Refine parallel metadata refresh pipeline (#364)

Force each process to use its own database connection, add a migration creating relevant switches, and simplify the logic determining whether it's safe to use threads. ECOM-5871

Refine parallel metadata refresh pipeline (#364)
Force each process to use its own database connection, add a migration creating relevant switches, and simplify the logic determining whether it's safe to use threads. ECOM-5871
7f2fcb9d · Renzo Lucioni · GitHub · ba8a85ca · 7f2fcb9d · 7f2fcb9d
Commit 7f2fcb9d authored Oct 01, 2016 by Renzo Lucioni Committed by GitHub Oct 01, 2016
Showing with 51 additions and 2 deletions

.coveragerc
+1 -0

Makefile
+1 -0

course_discovery/apps/course_metadata/management/commands/refresh_course_metadata.py
+21 -2

course_discovery/apps/course_metadata/migrations/0030_create_refresh_command_switches.py
+28 -0

No files found.
--- a/.coveragerc
+++ b/.coveragerc
@@ -2,6 +2,7 @@
 branch = True
 data_file = .coverage
 source=course_discovery
+concurrency=multiprocessing
 omit =
    course_discovery/settings*
    course_discovery/conf*

--- a/Makefile
+++ b/Makefile
@@ -54,6 +54,7 @@ production-requirements:

 test: clean
 	coverage run ./manage.py test course_discovery --settings=course_discovery.settings.test
+	coverage combine
 	coverage report

 quality:

--- a/course_discovery/apps/course_metadata/management/commands/refresh_course_metadata.py
+++ b/course_discovery/apps/course_metadata/management/commands/refresh_course_metadata.py
@@ -3,6 +3,7 @@ import itertools
 import logging

 from django.core.management import BaseCommand, CommandError
+from django.db import connections
 from edx_rest_api_client.client import EdxRestApiClient
 import waffle

@@ -27,6 +28,24 @@ def execute_loader(loader_class, *loader_args):
        logger.exception('%s failed!', loader_class.__name__)

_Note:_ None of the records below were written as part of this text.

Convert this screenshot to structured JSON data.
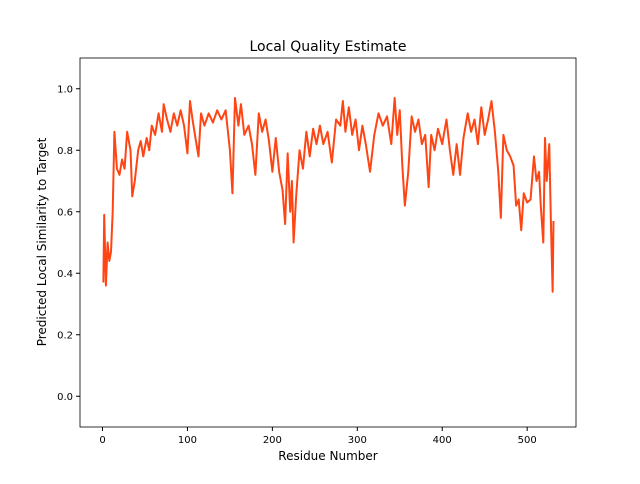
{
  "chart_data": {
    "type": "line",
    "title": "Local Quality Estimate",
    "xlabel": "Residue Number",
    "ylabel": "Predicted Local Similarity to Target",
    "xlim": [
      -26.5,
      557.5
    ],
    "ylim": [
      -0.1,
      1.1
    ],
    "xticks": [
      0,
      100,
      200,
      300,
      400,
      500
    ],
    "yticks": [
      {
        "value": 0,
        "label": "0.0"
      },
      {
        "value": 0.2,
        "label": "0.2"
      },
      {
        "value": 0.4,
        "label": "0.4"
      },
      {
        "value": 0.6,
        "label": "0.6"
      },
      {
        "value": 0.8,
        "label": "0.8"
      },
      {
        "value": 1,
        "label": "1.0"
      }
    ],
    "color": "#ff4513",
    "x": [
      1,
      2,
      4,
      6,
      8,
      10,
      12,
      14,
      17,
      20,
      23,
      26,
      29,
      33,
      35,
      38,
      42,
      45,
      48,
      52,
      55,
      58,
      62,
      66,
      70,
      72,
      76,
      80,
      84,
      88,
      92,
      96,
      100,
      103,
      106,
      110,
      113,
      116,
      120,
      125,
      130,
      135,
      140,
      145,
      150,
      153,
      156,
      160,
      163,
      167,
      172,
      176,
      180,
      184,
      188,
      192,
      196,
      200,
      204,
      208,
      212,
      215,
      218,
      221,
      223,
      225,
      228,
      232,
      236,
      240,
      244,
      248,
      252,
      256,
      260,
      265,
      270,
      275,
      280,
      283,
      286,
      290,
      294,
      298,
      302,
      306,
      310,
      315,
      320,
      325,
      330,
      335,
      340,
      344,
      347,
      350,
      353,
      356,
      360,
      364,
      368,
      372,
      376,
      380,
      384,
      387,
      391,
      395,
      400,
      405,
      409,
      413,
      417,
      421,
      425,
      430,
      434,
      438,
      442,
      446,
      450,
      454,
      458,
      462,
      466,
      469,
      472,
      476,
      480,
      484,
      487,
      490,
      493,
      496,
      500,
      504,
      508,
      511,
      514,
      516,
      519,
      521,
      523,
      526,
      528,
      530,
      531
    ],
    "values": [
      0.37,
      0.59,
      0.36,
      0.5,
      0.44,
      0.47,
      0.6,
      0.86,
      0.74,
      0.72,
      0.77,
      0.74,
      0.86,
      0.8,
      0.65,
      0.7,
      0.8,
      0.83,
      0.78,
      0.84,
      0.8,
      0.88,
      0.85,
      0.92,
      0.86,
      0.95,
      0.9,
      0.86,
      0.92,
      0.88,
      0.93,
      0.88,
      0.79,
      0.96,
      0.9,
      0.83,
      0.78,
      0.92,
      0.88,
      0.92,
      0.89,
      0.93,
      0.9,
      0.93,
      0.8,
      0.66,
      0.97,
      0.88,
      0.95,
      0.85,
      0.88,
      0.82,
      0.72,
      0.92,
      0.86,
      0.9,
      0.83,
      0.73,
      0.84,
      0.73,
      0.67,
      0.56,
      0.79,
      0.6,
      0.7,
      0.5,
      0.65,
      0.8,
      0.74,
      0.86,
      0.78,
      0.87,
      0.82,
      0.88,
      0.82,
      0.86,
      0.76,
      0.9,
      0.88,
      0.96,
      0.86,
      0.94,
      0.85,
      0.9,
      0.8,
      0.88,
      0.82,
      0.73,
      0.85,
      0.92,
      0.88,
      0.91,
      0.82,
      0.97,
      0.85,
      0.93,
      0.75,
      0.62,
      0.73,
      0.91,
      0.86,
      0.9,
      0.82,
      0.85,
      0.68,
      0.85,
      0.8,
      0.87,
      0.82,
      0.9,
      0.8,
      0.72,
      0.82,
      0.72,
      0.84,
      0.92,
      0.86,
      0.9,
      0.82,
      0.94,
      0.85,
      0.9,
      0.96,
      0.86,
      0.73,
      0.58,
      0.85,
      0.8,
      0.78,
      0.75,
      0.62,
      0.64,
      0.54,
      0.66,
      0.63,
      0.64,
      0.78,
      0.7,
      0.73,
      0.62,
      0.5,
      0.84,
      0.7,
      0.82,
      0.56,
      0.34,
      0.57
    ]
  }
}
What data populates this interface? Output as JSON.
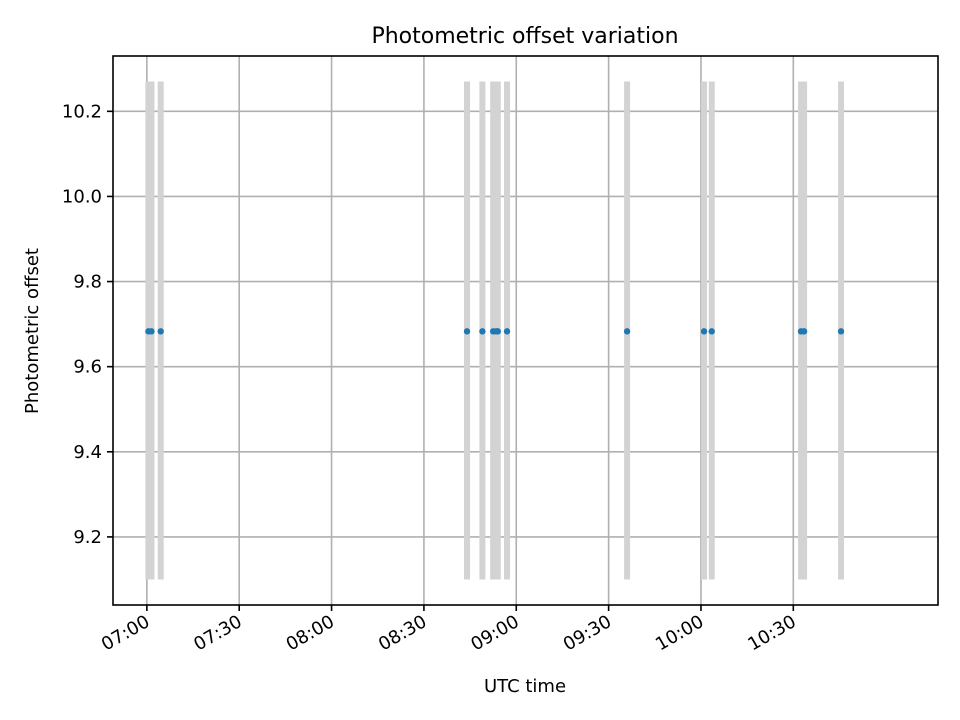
{
  "chart_data": {
    "type": "scatter",
    "title": "Photometric offset variation",
    "xlabel": "UTC time",
    "ylabel": "Photometric offset",
    "x_axis_type": "time",
    "x_ticks": [
      "07:00",
      "07:30",
      "08:00",
      "08:30",
      "09:00",
      "09:30",
      "10:00",
      "10:30"
    ],
    "y_ticks": [
      "9.2",
      "9.4",
      "9.6",
      "9.8",
      "10.0",
      "10.2"
    ],
    "xlim": [
      "06:49",
      "11:17"
    ],
    "ylim": [
      9.04,
      10.33
    ],
    "grid": true,
    "point_color": "#1f77b4",
    "errorbar_color": "#d3d3d3",
    "series": [
      {
        "points": [
          {
            "x": "07:00:30",
            "y": 9.683,
            "yerr_low": 9.1,
            "yerr_high": 10.27
          },
          {
            "x": "07:01:30",
            "y": 9.683,
            "yerr_low": 9.1,
            "yerr_high": 10.27
          },
          {
            "x": "07:04:30",
            "y": 9.683,
            "yerr_low": 9.1,
            "yerr_high": 10.27
          },
          {
            "x": "08:44:00",
            "y": 9.683,
            "yerr_low": 9.1,
            "yerr_high": 10.27
          },
          {
            "x": "08:49:00",
            "y": 9.683,
            "yerr_low": 9.1,
            "yerr_high": 10.27
          },
          {
            "x": "08:52:30",
            "y": 9.683,
            "yerr_low": 9.1,
            "yerr_high": 10.27
          },
          {
            "x": "08:53:30",
            "y": 9.683,
            "yerr_low": 9.1,
            "yerr_high": 10.27
          },
          {
            "x": "08:54:00",
            "y": 9.683,
            "yerr_low": 9.1,
            "yerr_high": 10.27
          },
          {
            "x": "08:57:00",
            "y": 9.683,
            "yerr_low": 9.1,
            "yerr_high": 10.27
          },
          {
            "x": "09:36:00",
            "y": 9.683,
            "yerr_low": 9.1,
            "yerr_high": 10.27
          },
          {
            "x": "10:01:00",
            "y": 9.683,
            "yerr_low": 9.1,
            "yerr_high": 10.27
          },
          {
            "x": "10:03:30",
            "y": 9.683,
            "yerr_low": 9.1,
            "yerr_high": 10.27
          },
          {
            "x": "10:32:30",
            "y": 9.683,
            "yerr_low": 9.1,
            "yerr_high": 10.27
          },
          {
            "x": "10:33:30",
            "y": 9.683,
            "yerr_low": 9.1,
            "yerr_high": 10.27
          },
          {
            "x": "10:45:30",
            "y": 9.683,
            "yerr_low": 9.1,
            "yerr_high": 10.27
          }
        ]
      }
    ]
  }
}
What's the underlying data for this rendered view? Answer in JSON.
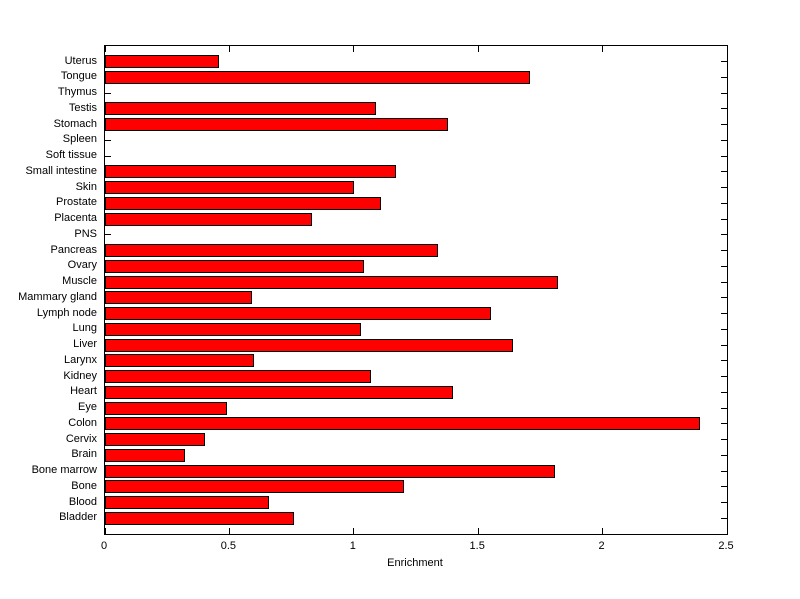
{
  "chart_data": {
    "type": "bar",
    "orientation": "horizontal",
    "title": "",
    "xlabel": "Enrichment",
    "ylabel": "",
    "xlim": [
      0,
      2.5
    ],
    "xticks": [
      0,
      0.5,
      1,
      1.5,
      2,
      2.5
    ],
    "xtick_labels": [
      "0",
      "0.5",
      "1",
      "1.5",
      "2",
      "2.5"
    ],
    "grid": false,
    "legend": null,
    "bar_color": "#ff0000",
    "bar_edge_color": "#000000",
    "background_color": "#ffffff",
    "categories": [
      "Uterus",
      "Tongue",
      "Thymus",
      "Testis",
      "Stomach",
      "Spleen",
      "Soft tissue",
      "Small intestine",
      "Skin",
      "Prostate",
      "Placenta",
      "PNS",
      "Pancreas",
      "Ovary",
      "Muscle",
      "Mammary gland",
      "Lymph node",
      "Lung",
      "Liver",
      "Larynx",
      "Kidney",
      "Heart",
      "Eye",
      "Colon",
      "Cervix",
      "Brain",
      "Bone marrow",
      "Bone",
      "Blood",
      "Bladder"
    ],
    "values": [
      0.46,
      1.71,
      0,
      1.09,
      1.38,
      0,
      0,
      1.17,
      1.0,
      1.11,
      0.83,
      0,
      1.34,
      1.04,
      1.82,
      0.59,
      1.55,
      1.03,
      1.64,
      0.6,
      1.07,
      1.4,
      0.49,
      2.39,
      0.4,
      0.32,
      1.81,
      1.2,
      0.66,
      0.76
    ]
  }
}
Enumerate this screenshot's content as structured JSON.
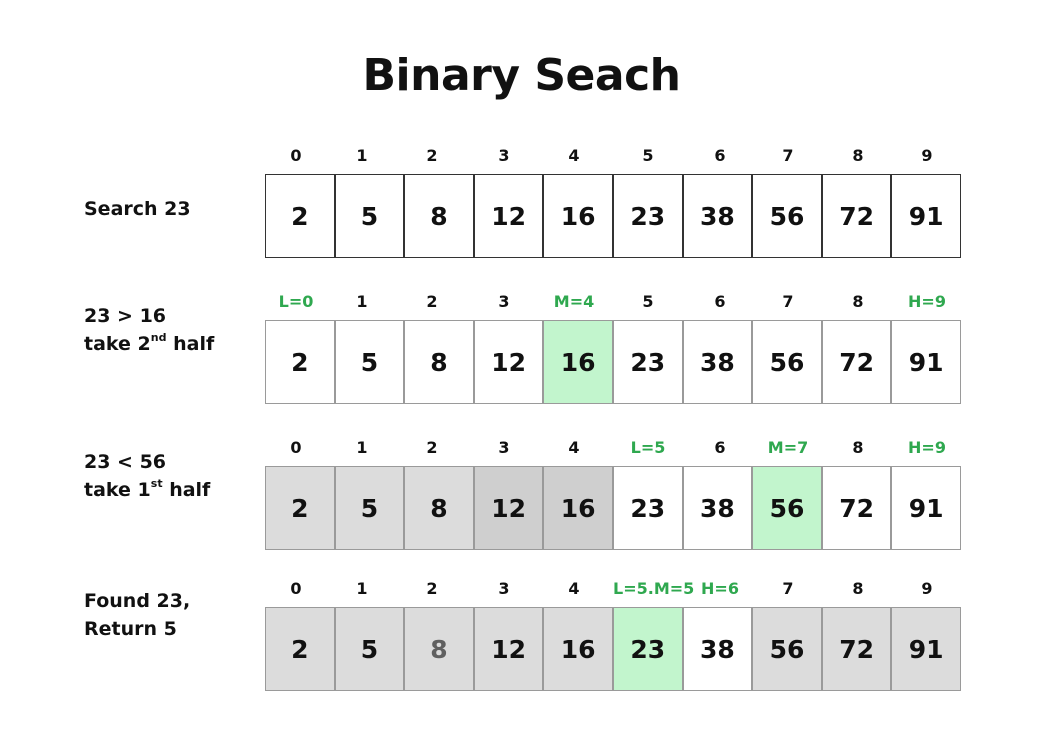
{
  "title": "Binary Seach",
  "colors": {
    "marker": "#2fa84f",
    "mid_cell": "#c2f5cd",
    "excluded_cell": "#dcdcdc",
    "excluded_cell_dark": "#cfcfcf"
  },
  "steps": [
    {
      "label_lines": [
        [
          "Search 23"
        ]
      ],
      "indices": [
        "0",
        "1",
        "2",
        "3",
        "4",
        "5",
        "6",
        "7",
        "8",
        "9"
      ],
      "marked_indices": [],
      "values": [
        "2",
        "5",
        "8",
        "12",
        "16",
        "23",
        "38",
        "56",
        "72",
        "91"
      ],
      "cell_states": [
        "",
        "",
        "",
        "",
        "",
        "",
        "",
        "",
        "",
        ""
      ]
    },
    {
      "label_lines": [
        [
          "23 > 16"
        ],
        [
          "take 2",
          "nd",
          " half"
        ]
      ],
      "indices": [
        "L=0",
        "1",
        "2",
        "3",
        "M=4",
        "5",
        "6",
        "7",
        "8",
        "H=9"
      ],
      "marked_indices": [
        0,
        4,
        9
      ],
      "values": [
        "2",
        "5",
        "8",
        "12",
        "16",
        "23",
        "38",
        "56",
        "72",
        "91"
      ],
      "cell_states": [
        "",
        "",
        "",
        "",
        "mid",
        "",
        "",
        "",
        "",
        ""
      ]
    },
    {
      "label_lines": [
        [
          "23 < 56"
        ],
        [
          "take 1",
          "st",
          " half"
        ]
      ],
      "indices": [
        "0",
        "1",
        "2",
        "3",
        "4",
        "L=5",
        "6",
        "M=7",
        "8",
        "H=9"
      ],
      "marked_indices": [
        5,
        7,
        9
      ],
      "values": [
        "2",
        "5",
        "8",
        "12",
        "16",
        "23",
        "38",
        "56",
        "72",
        "91"
      ],
      "cell_states": [
        "out",
        "out",
        "out",
        "drop",
        "drop",
        "",
        "",
        "mid",
        "",
        ""
      ]
    },
    {
      "label_lines": [
        [
          "Found 23,"
        ],
        [
          "Return 5"
        ]
      ],
      "indices": [
        "0",
        "1",
        "2",
        "3",
        "4",
        "L=5.M=5",
        "H=6",
        "7",
        "8",
        "9"
      ],
      "marked_indices": [
        5,
        6
      ],
      "values": [
        "2",
        "5",
        "8",
        "12",
        "16",
        "23",
        "38",
        "56",
        "72",
        "91"
      ],
      "cell_states": [
        "out",
        "out",
        "dim",
        "out",
        "out",
        "mid",
        "",
        "out",
        "out",
        "out"
      ]
    }
  ]
}
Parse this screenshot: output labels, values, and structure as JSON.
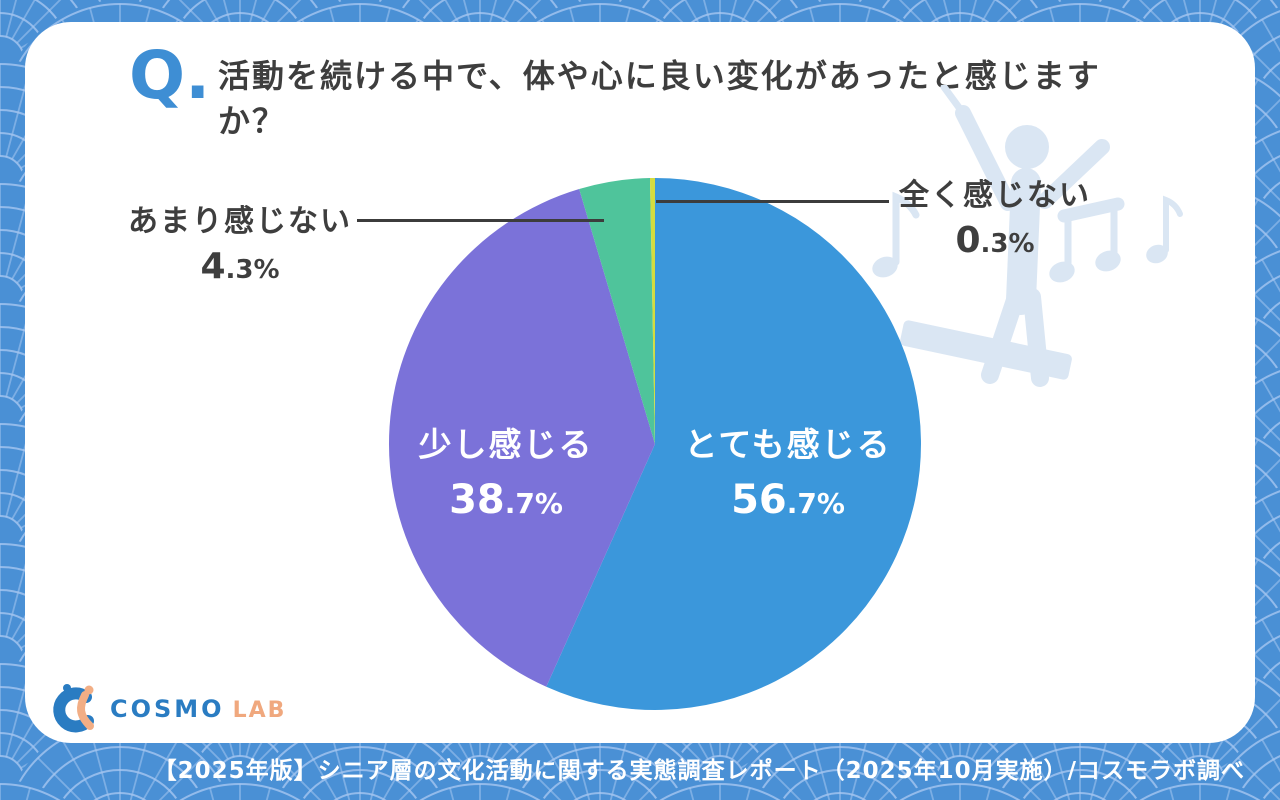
{
  "question": {
    "marker": "Q.",
    "text": "活動を続ける中で、体や心に良い変化があったと感じますか？"
  },
  "chart_data": {
    "type": "pie",
    "title": "活動を続ける中で、体や心に良い変化があったと感じますか？",
    "unit": "%",
    "direction": "clockwise",
    "start_angle_deg": 0,
    "legend_position": "none",
    "slices": [
      {
        "label": "とても感じる",
        "value": 56.7,
        "pct_int": "56",
        "pct_frac": ".7%",
        "color": "#3B97DB",
        "label_mode": "inside"
      },
      {
        "label": "少し感じる",
        "value": 38.7,
        "pct_int": "38",
        "pct_frac": ".7%",
        "color": "#7B72D9",
        "label_mode": "inside"
      },
      {
        "label": "あまり感じない",
        "value": 4.3,
        "pct_int": "4",
        "pct_frac": ".3%",
        "color": "#4FC49B",
        "label_mode": "callout-left"
      },
      {
        "label": "全く感じない",
        "value": 0.3,
        "pct_int": "0",
        "pct_frac": ".3%",
        "color": "#D4DC3F",
        "label_mode": "callout-right"
      }
    ]
  },
  "logo": {
    "cosmo": "COSMO",
    "lab": "LAB"
  },
  "footer": {
    "text": "【2025年版】シニア層の文化活動に関する実態調査レポート（2025年10月実施）/コスモラボ調べ"
  },
  "colors": {
    "pattern_base": "#4A90D5",
    "pattern_line": "#A5C6F0",
    "card": "#FFFFFF",
    "text_dark": "#3E3E3E",
    "q_blue": "#3E8ED4",
    "leader_line": "#3C3C3C",
    "logo_blue": "#2A7CC2",
    "logo_salmon": "#F0A87E",
    "watermark": "#DAE6F3"
  }
}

+def execute_parallel_loader(loader_class, *loader_args):
+    """
+    ProcessPoolExecutor uses the multiprocessing module. Multiprocessing forks processes,
+    causing connection objects to be copied across processes. The key goal when running
+    multiple Python processes is to prevent any database connections from being shared
+    across processes. Depending on specifics of the driver and OS, the issues that arise
+    here range from non-working connections to socket connections that are used by multiple
+    processes concurrently, leading to broken messaging (e.g., 'MySQL server has gone away').
+
+    To get around this, we force each process to open its own connection to the database by
+    closing the existing, copied connection as soon as we're within the new process. This works
+    because Django is smart enough to initialize a new connection the next time one is necessary.
+    """
+    connections.close_all()
+
+    execute_loader(loader_class, *loader_args)
+
+
 class Command(BaseCommand):
    help = 'Refresh course metadata from external sources.'

@@ -105,7 +124,7 @@ class Command(BaseCommand):
            # to create courses. If courses do exist, this command is likely being run
            # as an update, significantly lowering the probability of race conditions.
            courses_exist = Course.objects.filter(partner=partner).exists()
-            is_threadsafe = True if courses_exist and waffle.switch_is_active('threaded_metadata_write') else False
+            is_threadsafe = courses_exist and waffle.switch_is_active('threaded_metadata_write')

            logger.info(
                'Command is{negation} using threads to write data.'.format(negation='' if is_threadsafe else ' not')
@@ -140,7 +159,7 @@ class Command(BaseCommand):
                        for loader_class, api_url, max_workers_override in stage:
                            if api_url:
                                executor.submit(
-                                    execute_loader,
+                                    execute_parallel_loader,
                                    loader_class,
                                    partner,
                                    api_url,

--- a/course_discovery/apps/course_metadata/migrations/0030_create_refresh_command_switches.py
+++ b/course_discovery/apps/course_metadata/migrations/0030_create_refresh_command_switches.py
+from django.db import migrations
+
+NAMES = ('threaded_metadata_write', 'parallel_refresh_pipeline')
+
+
+def create_switches(apps, schema_editor):
+    """Create the threaded_metadata_write and parallel_refresh_pipeline switches."""
+    Switch = apps.get_model('waffle', 'Switch')
+
+    for name in NAMES:
+        Switch.objects.get_or_create(name=name, defaults={'active': False})
+
+
+def delete_switches(apps, schema_editor):
+    """Delete the threaded_metadata_write and parallel_refresh_pipeline switches."""
+    Switch = apps.get_model('waffle', 'Switch')
+    Switch.objects.filter(name__in=NAMES).delete()
+
+
+class Migration(migrations.Migration):
+    dependencies = [
+        ('course_metadata', '0029_auto_20160923_1306'),
+        ('waffle', '0001_initial'),
+    ]
+
+    operations = [
+        migrations.RunPython(create_switches, reverse_code=delete_switches),
+    ]